Kensey’s oldest grandson, a high school senior, was among them. After seeing the help Islamic Relief gave to their family, he began volunteering with the organization.
“Thank you! Thank you,” Kensey said at the time. “Just knowing there are people like you to help us was amazing.”
IRUSA’s work for Hurricane Katrina later inspired the formation of the Disaster Response Team, which now assists Americans in emergencies from coast to coast.
Donated Clinic is ‘Gift that Keeps Giving’
A decade after Islamic Relief USA donors provided a new building for a health-care center destroyed by Hurricane Katrina, the building is still serving the community.
“The gift that keeps giving,” Coastal Family Health Center CEO Angelique Greer said with a laugh.
When Katrina slammed into the Gulf Coast, it badly damaged the clinic in East Biloxi, Mississippi.
“Water and mud and stuff was up over the top of it, and everything in that building was ruined,” Joe Dawsey—director at the time—said in a 2007 article in Nonprofit Quarterly.
The clinic was dedicated to serving anyone in need of care, whether or not the patients could pay. It served mainly homeless and low-income patients. Now, after the storm, there was a sudden increase in need for the clinic’s care—and nowhere to care for them. Islamic Relief USA donors gave staff back a place to serve their community: a double-wide mobile home to be converted quickly into a clinic.
“Immediately after the storm, we were providing services that were unbilled—just trying to provide basic services for patients who were showing up,” Greer said. “We did use that double wide mobile facility for quite a long time. It was an excellent facility.”

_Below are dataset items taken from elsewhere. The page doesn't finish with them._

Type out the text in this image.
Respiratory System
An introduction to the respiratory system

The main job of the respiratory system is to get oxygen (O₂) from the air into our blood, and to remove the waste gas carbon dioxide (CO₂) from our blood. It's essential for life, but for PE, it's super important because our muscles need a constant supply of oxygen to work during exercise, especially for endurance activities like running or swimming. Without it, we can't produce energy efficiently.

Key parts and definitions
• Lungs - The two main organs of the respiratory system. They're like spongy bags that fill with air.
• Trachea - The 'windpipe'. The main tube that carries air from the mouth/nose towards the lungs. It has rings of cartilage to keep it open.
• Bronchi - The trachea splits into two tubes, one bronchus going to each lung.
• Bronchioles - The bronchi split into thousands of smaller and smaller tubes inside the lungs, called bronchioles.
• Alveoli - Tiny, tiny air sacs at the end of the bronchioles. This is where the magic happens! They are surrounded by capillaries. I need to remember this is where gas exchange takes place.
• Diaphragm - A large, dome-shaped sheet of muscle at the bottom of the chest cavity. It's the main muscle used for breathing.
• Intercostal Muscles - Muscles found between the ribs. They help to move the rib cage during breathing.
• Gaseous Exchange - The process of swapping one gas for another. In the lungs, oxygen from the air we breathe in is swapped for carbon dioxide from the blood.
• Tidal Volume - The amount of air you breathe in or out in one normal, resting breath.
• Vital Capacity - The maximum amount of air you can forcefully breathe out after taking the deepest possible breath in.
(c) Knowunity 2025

Dawsey said at the time, “Thanks to the generous donation of the Islamic Relief double-wide clinic and equipment, we have been able to serve approximately 7,500 patients. We appreciate all of the help given by Islamic Relief to Coastal and the people of the Mississippi Gulf Coast.”
Within a few years, the health center rebuilt and no longer needed the trailer, so they paid it forward by giving it to a school clinic, where it’s still in use.
“Now it provides space for medical and dental care to students in a rural community about 90 miles northeast of Biloxi in Leakesville. And so it remains very active.”
Greer said it now provides about 1,500 patient services per year, including care for 400 children.
“Those services wouldn’t be available if that facility wasn’t there,” she said.
Greer said she wanted to share with IRUSA donors how much the gift meant to her and her predecessor, Dawsey. “Our sincere and deepest appreciation for the support,” she said. “Please convey our appreciation — how much the Islamic Relief support meant to us. Our recovery was dependent upon the benevolence of folks such as the Islamic Relief organization, and we just wouldn’t have been able to make it had it not been for you guys, especially right here in Biloxi.”